The second part to the take-off is the channel or pipe that takes the water from the source and directs it to the basin. If a drum or tank is used as a basin, a pipe is more suitable as the inlet channel in that the pipe lends itself to an easier attachment to the drum/tank. If a pond is used, a dug channel can be used. The channel however, may need to be lined with clay to minimize seepage loses through the soil. The channel or pipe should be placed well into the stream to be able to pick up sufficient water during the dry season. The pipe needs to be anchored to the streambed for protection from being swept away by raging waters during the rainy season. A channel also will need to be protected. In both cases, large rocks placed on each side of the channel/pipe should be sufficient.

The channel will need more regular maintenance than a pipe to keep the sediment and weeds from blocking the passage. The pipe will need a trash rack in front of it's stream opening to keep debris, fish, etc. out of it.

The channel/pipe will need to have a slight negative slope to it 1% or so to allow the water to naturally feed into the basin. Both the channel and the pipe should have some means of blocking the flow of water to the system when that becomes necessary. If a plastic pipe is used, it will have to be covered to protect it from the sun; the ultraviolet rays of the sun will eventually destroy the plastic.

One last note: if the stream under consideration has excellent year round flow rates, but not an adequate head to run the hydram, a small dam may need to be constructed. This is a costly undertaking in terms of money, time, skill and labor. This manual/workshop cannot provide the necessary information for working with a dam. You will need more information to help decide if further consideration of the project is worthwhile.

The Hydram

The hydram component consists of the drive pipe, the hydram itself, the delivery pipe and a protection box/foundation for the hydram. Details about development and construction of the hydram are covered in this manual.

The drive pipe needs to be made of metal to withstand the pressures and pounding that develops in running the system. It should be positioned in the settling basin about 1/3 the way up from the bottom. The pipe should be well supported along its length and protected from outside disturbances. If stakes can be driven into the ground, the pipe can be anchored to them; this will help minimize vibrations and keep it from being bumped off its supports. The pipe should transverse as straight a course as possible. In no case should sharp bends (90°) be used; 45° bends or less should be used. If they are used, support must be provided at each bend to keep the side-way thrusts that will develop inside the pipe at that point from destroying the line.

The delivery pipe can be made of plastic. The same care in supporting, anchoring and protecting the drive pipe should be applied also to the delivery pipe. The course of the pipe should be as straight as possible, avoiding all sharp bends. An additional concern with plastic pipe is protection from the ultraviolet rays of the sun. The pipe needs to be covered. One way to do this is to bury it. However, if this is done, the channel should not be covered up until the system is working and the pipe checked for leaks.

The delivery pipe, because of its length, may raise additional concerns.

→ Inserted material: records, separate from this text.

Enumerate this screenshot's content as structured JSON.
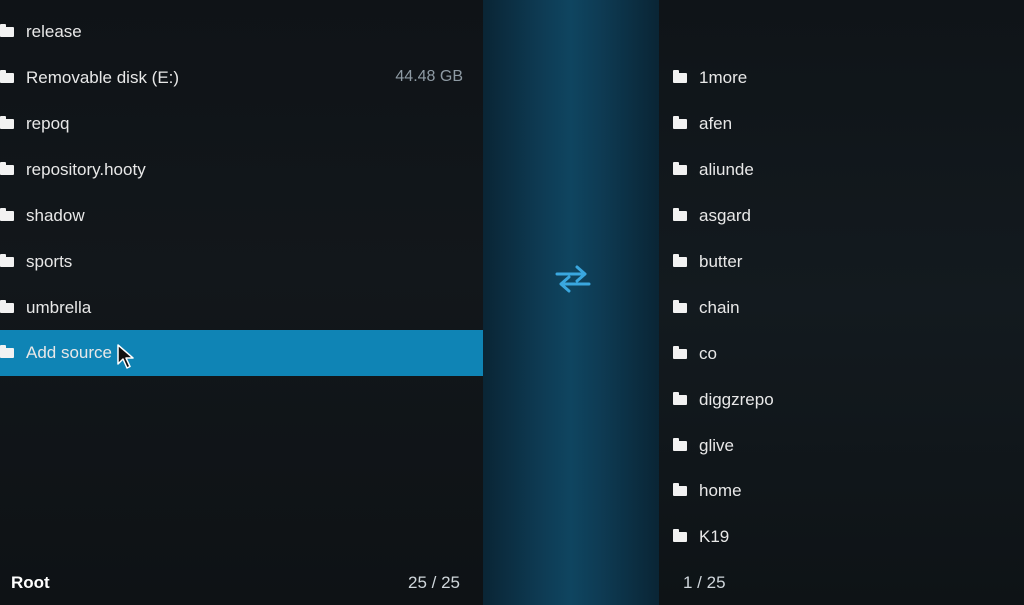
{
  "left_list": {
    "items": [
      {
        "label": "release"
      },
      {
        "label": "Removable disk (E:)",
        "size": "44.48 GB"
      },
      {
        "label": "repoq"
      },
      {
        "label": "repository.hooty"
      },
      {
        "label": "shadow"
      },
      {
        "label": "sports"
      },
      {
        "label": "umbrella"
      },
      {
        "label": "Add source",
        "selected": true
      }
    ]
  },
  "right_list": {
    "items": [
      {
        "label": "1more"
      },
      {
        "label": "afen"
      },
      {
        "label": "aliunde"
      },
      {
        "label": "asgard"
      },
      {
        "label": "butter"
      },
      {
        "label": "chain"
      },
      {
        "label": "co"
      },
      {
        "label": "diggzrepo"
      },
      {
        "label": "glive"
      },
      {
        "label": "home"
      },
      {
        "label": "K19"
      }
    ]
  },
  "footer": {
    "title": "Root",
    "left_count": "25 / 25",
    "right_count": "1 / 25"
  },
  "icons": {
    "folder": "folder-icon",
    "swap": "swap-arrows-icon",
    "cursor": "mouse-pointer-icon"
  },
  "colors": {
    "selection": "#0f84b5",
    "swap_icon": "#3aa7df",
    "background": "#101418"
  }
}
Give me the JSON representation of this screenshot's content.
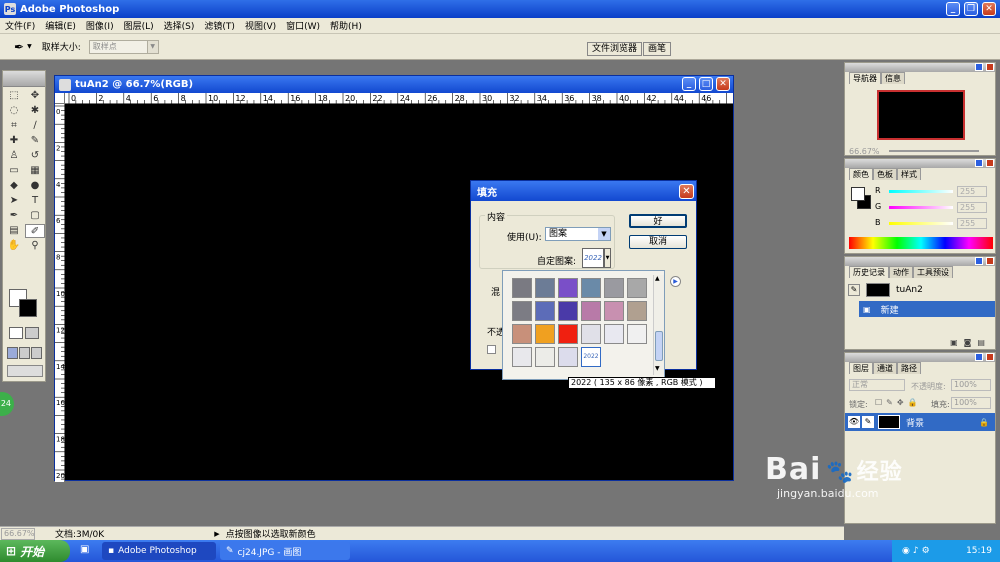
{
  "app": {
    "title": "Adobe Photoshop"
  },
  "menu": [
    "文件(F)",
    "编辑(E)",
    "图像(I)",
    "图层(L)",
    "选择(S)",
    "滤镜(T)",
    "视图(V)",
    "窗口(W)",
    "帮助(H)"
  ],
  "options": {
    "sample_size_label": "取样大小:",
    "sample_size_value": "取样点"
  },
  "wells": {
    "file_browser": "文件浏览器",
    "brushes": "画笔"
  },
  "document": {
    "title": "tuAn2 @ 66.7%(RGB)",
    "ruler_h": [
      "0",
      "2",
      "4",
      "6",
      "8",
      "10",
      "12",
      "14",
      "16",
      "18",
      "20",
      "22",
      "24",
      "26",
      "28",
      "30",
      "32",
      "34",
      "36",
      "38",
      "40",
      "42",
      "44",
      "46"
    ],
    "ruler_v": [
      "0",
      "2",
      "4",
      "6",
      "8",
      "10",
      "12",
      "14",
      "16",
      "18",
      "20"
    ]
  },
  "fill_dialog": {
    "title": "填充",
    "content_group": "内容",
    "use_label": "使用(U):",
    "use_value": "图案",
    "custom_pattern_label": "自定图案:",
    "ok": "好",
    "cancel": "取消",
    "blend_group_partial": "混",
    "opacity_partial": "不透"
  },
  "pattern_picker": {
    "swatches": [
      "#7a7a82",
      "#6c7c96",
      "#7a4fc8",
      "#6a8aa8",
      "#9a9aa0",
      "#a8a8a8",
      "#7c7c84",
      "#5c6cb8",
      "#4a3aa8",
      "#b87aa8",
      "#c890b0",
      "#b0a090",
      "#c8907a",
      "#f0a020",
      "#f02010",
      "#e0e0e8",
      "#e8e8f0",
      "#f0f0f0",
      "#e8e8ec",
      "#ecece8",
      "#dcdcec"
    ],
    "pattern_label": "2022",
    "tooltip": "2022 ( 135 x 86 像素 , RGB 模式 )"
  },
  "navigator": {
    "tabs": [
      "导航器",
      "信息"
    ],
    "zoom": "66.67%"
  },
  "color_panel": {
    "tabs": [
      "颜色",
      "色板",
      "样式"
    ],
    "channels": [
      {
        "label": "R",
        "value": "255"
      },
      {
        "label": "G",
        "value": "255"
      },
      {
        "label": "B",
        "value": "255"
      }
    ]
  },
  "history": {
    "tabs": [
      "历史记录",
      "动作",
      "工具预设"
    ],
    "snapshot": "tuAn2",
    "items": [
      "新建"
    ]
  },
  "layers": {
    "tabs": [
      "图层",
      "通道",
      "路径"
    ],
    "mode": "正常",
    "opacity_label": "不透明度:",
    "opacity_value": "100%",
    "lock_label": "锁定:",
    "fill_label": "填充:",
    "fill_value": "100%",
    "layer_name": "背景"
  },
  "status": {
    "zoom": "66.67%",
    "doc": "文档:3M/0K",
    "hint": "点按图像以选取新颜色"
  },
  "taskbar": {
    "start": "开始",
    "tasks": [
      "Adobe Photoshop",
      "cj24.JPG - 画图"
    ],
    "time": "15:19"
  },
  "watermark": {
    "line1": "Bai",
    "line2": "经验",
    "url": "jingyan.baidu.com"
  },
  "colors": {
    "title_blue": "#0a3fc8",
    "canvas": "#000000",
    "dialog_bg": "#ece9d8"
  }
}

It must be adequately protected any place it has to cross a trail or road, or in other ways is subject to possibly being run over by a cart or vehicle. If it crosses cultivated land, it's course must be adequately marked so that it is not accidentally damaged during cultivation operations.

The hydram itself must be well supported and protected from accidental disturbances. In addition the waste water needs to be directed away from the support foundation. The best way to provide this protection is to build a concrete foundation with drain outlet and a concrete or cement block box around it. The box should be large enough to allow enough room for a workman (or two) to comfortably move around the hydram. If a concrete hydram is used, the accumulator and/or the body may weigh a couple of hundred pounds. If it has to be removed for some reason, there must be enough room in the box to allow workers to get in there and lift it out.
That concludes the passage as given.